Figure 2: Start on your journey to the cloud by leveraging cloud-native storage on-premises.
Once you’re cloud-native, not only is your data ready to take advantage of public cloud resources, but you immediately start seeing benefits in your own environment.
Step 2: Go According to Policy
Figure 3: Use policies to place data where it’s needed, across private and public cloud.
On-premises data on cloud-native storage can be easily replicated to the public cloud in a format all your applications and users can work with. But remember, we’re talking about hundreds of terabytes or more, with each data set having different value and usability.
Data management policies in the form of rules help decide where data should be placed based on the applications and users that need it – parts of your workflow behind your firewall and other parts in the public cloud. For example, you may be working with large image-centric applications, but would like to take advantage of the massive, on-demand processing resources in Google Cloud Platform for analysis of a LiDAR image instead of local hardware. Set a policy in your cloud storage software to replicate that image file to the public cloud, then let Google do all the work, and set a policy that says move the file assets back down when complete for the next step in the flow. You will need cluster nodes in multiple geographic regions to protect and location-optimize data.
Don’t worry – the cloud data management software “views” the entire infrastructure as a single pool, universally accessible, regardless of the backing storage hardware or location.
Step 3: Go Cloud to Cloud
Policies help automate and orchestrate services to your applications based on business requirements (e.g. cost, capacity, performance, and security), according to the different capabilities of your on-premise or cloud resources. This also means data is efficiently discoverable and accessible across multiple clouds – the cloud data management platform considers the differences in services provided by the different clouds and moves or copies data to the right one.
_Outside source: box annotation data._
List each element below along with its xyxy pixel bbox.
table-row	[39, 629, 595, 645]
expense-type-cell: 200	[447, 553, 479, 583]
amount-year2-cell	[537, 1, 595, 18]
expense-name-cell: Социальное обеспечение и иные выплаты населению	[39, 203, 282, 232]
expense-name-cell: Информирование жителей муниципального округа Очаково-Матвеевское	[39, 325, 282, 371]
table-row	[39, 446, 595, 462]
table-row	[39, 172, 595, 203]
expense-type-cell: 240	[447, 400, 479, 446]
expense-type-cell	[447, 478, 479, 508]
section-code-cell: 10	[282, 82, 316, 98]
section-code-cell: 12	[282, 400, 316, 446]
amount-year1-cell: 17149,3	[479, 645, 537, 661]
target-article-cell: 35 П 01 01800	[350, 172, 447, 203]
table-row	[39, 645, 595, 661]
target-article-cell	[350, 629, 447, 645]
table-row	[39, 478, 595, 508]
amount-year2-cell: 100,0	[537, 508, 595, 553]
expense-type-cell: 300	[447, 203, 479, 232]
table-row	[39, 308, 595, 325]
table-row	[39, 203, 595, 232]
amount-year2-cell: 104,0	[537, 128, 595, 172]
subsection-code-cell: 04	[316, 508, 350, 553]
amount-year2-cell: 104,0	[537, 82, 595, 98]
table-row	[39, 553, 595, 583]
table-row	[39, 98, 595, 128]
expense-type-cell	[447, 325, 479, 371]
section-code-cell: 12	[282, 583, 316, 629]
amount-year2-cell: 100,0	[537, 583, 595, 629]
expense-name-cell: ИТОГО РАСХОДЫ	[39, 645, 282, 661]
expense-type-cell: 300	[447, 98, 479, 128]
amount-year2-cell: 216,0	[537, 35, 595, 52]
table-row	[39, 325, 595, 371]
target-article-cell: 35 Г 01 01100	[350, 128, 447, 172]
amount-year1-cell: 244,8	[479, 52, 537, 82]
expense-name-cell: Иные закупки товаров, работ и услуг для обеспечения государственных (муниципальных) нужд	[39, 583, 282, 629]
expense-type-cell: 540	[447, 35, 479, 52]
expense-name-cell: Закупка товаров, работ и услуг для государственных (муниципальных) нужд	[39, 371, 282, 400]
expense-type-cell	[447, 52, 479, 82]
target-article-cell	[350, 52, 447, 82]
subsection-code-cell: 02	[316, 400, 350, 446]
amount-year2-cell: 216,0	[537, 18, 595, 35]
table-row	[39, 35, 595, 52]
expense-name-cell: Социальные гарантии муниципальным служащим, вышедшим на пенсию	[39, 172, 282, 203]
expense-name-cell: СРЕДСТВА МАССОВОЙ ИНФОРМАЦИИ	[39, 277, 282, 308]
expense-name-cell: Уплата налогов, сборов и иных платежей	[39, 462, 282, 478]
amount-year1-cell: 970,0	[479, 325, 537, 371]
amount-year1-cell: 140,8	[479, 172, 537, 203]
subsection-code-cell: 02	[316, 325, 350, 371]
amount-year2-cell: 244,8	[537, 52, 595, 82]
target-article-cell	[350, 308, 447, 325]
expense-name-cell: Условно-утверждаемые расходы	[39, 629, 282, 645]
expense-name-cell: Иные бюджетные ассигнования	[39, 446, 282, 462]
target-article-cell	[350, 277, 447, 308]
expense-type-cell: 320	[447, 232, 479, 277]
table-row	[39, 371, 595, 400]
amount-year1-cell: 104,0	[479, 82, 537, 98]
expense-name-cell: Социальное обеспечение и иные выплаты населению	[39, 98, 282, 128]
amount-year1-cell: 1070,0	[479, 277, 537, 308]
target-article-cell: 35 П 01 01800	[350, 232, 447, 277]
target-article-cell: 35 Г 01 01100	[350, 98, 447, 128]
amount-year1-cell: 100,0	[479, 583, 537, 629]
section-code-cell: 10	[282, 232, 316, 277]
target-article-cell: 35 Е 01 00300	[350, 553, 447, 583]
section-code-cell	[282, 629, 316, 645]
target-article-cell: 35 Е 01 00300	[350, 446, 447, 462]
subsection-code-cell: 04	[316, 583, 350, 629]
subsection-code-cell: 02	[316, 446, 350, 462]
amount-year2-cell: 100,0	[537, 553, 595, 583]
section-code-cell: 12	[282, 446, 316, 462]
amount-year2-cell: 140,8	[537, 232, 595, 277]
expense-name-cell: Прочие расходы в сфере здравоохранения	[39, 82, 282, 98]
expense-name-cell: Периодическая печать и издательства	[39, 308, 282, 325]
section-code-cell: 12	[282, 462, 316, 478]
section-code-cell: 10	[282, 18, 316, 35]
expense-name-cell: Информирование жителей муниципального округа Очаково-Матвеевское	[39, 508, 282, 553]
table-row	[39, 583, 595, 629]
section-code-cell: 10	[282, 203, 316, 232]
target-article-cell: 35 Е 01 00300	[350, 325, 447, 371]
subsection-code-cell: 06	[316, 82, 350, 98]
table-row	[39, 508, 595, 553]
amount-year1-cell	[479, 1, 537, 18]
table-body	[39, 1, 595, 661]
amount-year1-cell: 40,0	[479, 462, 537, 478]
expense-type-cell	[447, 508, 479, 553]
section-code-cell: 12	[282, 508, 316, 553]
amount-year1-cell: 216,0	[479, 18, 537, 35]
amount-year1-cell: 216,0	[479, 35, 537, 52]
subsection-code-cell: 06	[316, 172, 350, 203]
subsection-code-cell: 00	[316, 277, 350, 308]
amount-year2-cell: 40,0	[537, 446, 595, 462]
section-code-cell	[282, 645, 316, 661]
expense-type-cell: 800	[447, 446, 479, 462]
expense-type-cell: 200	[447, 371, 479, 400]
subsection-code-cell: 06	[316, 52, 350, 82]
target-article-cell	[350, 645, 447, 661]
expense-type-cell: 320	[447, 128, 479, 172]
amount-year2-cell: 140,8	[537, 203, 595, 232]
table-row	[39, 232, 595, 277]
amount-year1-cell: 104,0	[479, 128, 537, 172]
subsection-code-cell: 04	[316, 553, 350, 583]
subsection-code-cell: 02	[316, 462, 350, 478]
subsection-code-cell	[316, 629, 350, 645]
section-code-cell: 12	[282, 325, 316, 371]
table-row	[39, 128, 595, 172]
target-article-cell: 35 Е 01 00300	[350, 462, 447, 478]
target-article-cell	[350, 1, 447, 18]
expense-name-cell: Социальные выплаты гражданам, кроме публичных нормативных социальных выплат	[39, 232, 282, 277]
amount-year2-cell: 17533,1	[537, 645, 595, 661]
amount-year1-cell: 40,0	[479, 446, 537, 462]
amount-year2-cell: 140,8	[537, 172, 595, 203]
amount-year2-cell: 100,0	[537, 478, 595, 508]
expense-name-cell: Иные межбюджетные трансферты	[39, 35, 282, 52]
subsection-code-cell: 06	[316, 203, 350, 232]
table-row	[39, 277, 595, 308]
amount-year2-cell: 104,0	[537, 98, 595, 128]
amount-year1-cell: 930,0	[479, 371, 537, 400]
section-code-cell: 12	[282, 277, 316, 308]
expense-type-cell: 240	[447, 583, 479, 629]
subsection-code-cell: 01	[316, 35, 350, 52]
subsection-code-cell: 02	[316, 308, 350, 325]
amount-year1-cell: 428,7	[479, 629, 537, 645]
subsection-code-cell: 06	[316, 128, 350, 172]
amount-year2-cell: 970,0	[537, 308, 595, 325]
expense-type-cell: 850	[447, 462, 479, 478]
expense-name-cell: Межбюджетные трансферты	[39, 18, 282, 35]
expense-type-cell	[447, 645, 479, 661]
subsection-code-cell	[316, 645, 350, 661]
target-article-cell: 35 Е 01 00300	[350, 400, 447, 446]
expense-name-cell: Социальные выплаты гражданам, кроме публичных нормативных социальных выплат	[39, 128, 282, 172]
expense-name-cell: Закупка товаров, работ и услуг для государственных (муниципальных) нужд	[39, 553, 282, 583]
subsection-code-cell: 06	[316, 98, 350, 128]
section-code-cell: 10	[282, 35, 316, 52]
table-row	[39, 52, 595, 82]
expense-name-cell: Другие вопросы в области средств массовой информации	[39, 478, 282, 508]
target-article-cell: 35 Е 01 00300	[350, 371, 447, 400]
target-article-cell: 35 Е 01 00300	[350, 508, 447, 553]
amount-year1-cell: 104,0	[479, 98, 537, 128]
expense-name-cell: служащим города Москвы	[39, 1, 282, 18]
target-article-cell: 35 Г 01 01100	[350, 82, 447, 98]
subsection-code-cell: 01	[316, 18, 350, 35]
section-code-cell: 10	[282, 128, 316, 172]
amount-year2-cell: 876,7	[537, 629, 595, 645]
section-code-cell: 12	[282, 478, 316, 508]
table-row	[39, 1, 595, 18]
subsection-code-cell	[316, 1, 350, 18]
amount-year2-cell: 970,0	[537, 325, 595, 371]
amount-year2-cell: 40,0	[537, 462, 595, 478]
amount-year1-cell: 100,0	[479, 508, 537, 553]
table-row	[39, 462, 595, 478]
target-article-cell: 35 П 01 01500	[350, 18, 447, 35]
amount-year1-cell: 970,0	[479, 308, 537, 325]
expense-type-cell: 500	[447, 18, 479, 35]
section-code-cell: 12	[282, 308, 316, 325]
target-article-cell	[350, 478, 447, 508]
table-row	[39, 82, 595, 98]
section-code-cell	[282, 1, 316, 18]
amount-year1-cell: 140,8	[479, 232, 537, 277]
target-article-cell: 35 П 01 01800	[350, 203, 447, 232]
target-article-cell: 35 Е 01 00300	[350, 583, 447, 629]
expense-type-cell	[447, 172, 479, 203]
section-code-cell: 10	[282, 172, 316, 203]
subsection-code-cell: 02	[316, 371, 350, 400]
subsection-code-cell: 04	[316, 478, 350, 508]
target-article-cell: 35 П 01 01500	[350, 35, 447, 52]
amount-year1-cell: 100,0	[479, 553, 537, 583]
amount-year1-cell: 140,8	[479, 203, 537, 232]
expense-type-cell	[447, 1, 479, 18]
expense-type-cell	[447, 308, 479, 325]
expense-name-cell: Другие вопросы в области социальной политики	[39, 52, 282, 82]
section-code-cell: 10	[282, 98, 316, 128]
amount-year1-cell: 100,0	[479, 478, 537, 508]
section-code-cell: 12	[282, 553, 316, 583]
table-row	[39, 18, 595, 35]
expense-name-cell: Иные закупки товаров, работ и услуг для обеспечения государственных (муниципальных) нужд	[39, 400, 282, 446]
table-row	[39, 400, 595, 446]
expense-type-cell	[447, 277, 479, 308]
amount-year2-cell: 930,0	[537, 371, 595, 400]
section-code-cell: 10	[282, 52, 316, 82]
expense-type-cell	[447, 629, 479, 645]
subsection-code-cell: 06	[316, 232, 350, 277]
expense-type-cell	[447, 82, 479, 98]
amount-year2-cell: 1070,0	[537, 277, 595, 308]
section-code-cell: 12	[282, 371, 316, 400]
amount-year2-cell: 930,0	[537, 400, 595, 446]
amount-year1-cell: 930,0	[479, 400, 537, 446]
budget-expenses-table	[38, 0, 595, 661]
As an example, data may be machine-generated in in the field, but the analysis can occur in Google Cloud platform. Then, the data is synched to Amazon Web Services when the results are ready to be shared to outside parties.
Step 4: Go Deep
When data placement policies enable a true hybrid cloud workflow, not constrained by physical infrastructure, you can unlock more capabilities. You can start to use metadata – the data about the data – as what we call the organizing principle. Cloud-native data holds its own metadata right alongside it, not in a separate database only its own specific application can read. Your metadata can now be globally indexed and made available to many applications and groups of users. This also allows you to perform large-scale intelligence projects. It’s fair to say agencies with big datasets use them in a more rigorous way in terms of intelligence than a commercial enterprise would – metadata is key to these functions, and key to being able to find very specific information in a large dataset.
Whether you like it or not, you will be in the cloud in some capacity. Follow these steps to not only make the transition to public infrastructure hassle-free, but to bring many of the business dynamics of cloud – pricing based on consumption, massive scalability, collaboration, etc. – into your on-premises datacenter and increase the value of your data.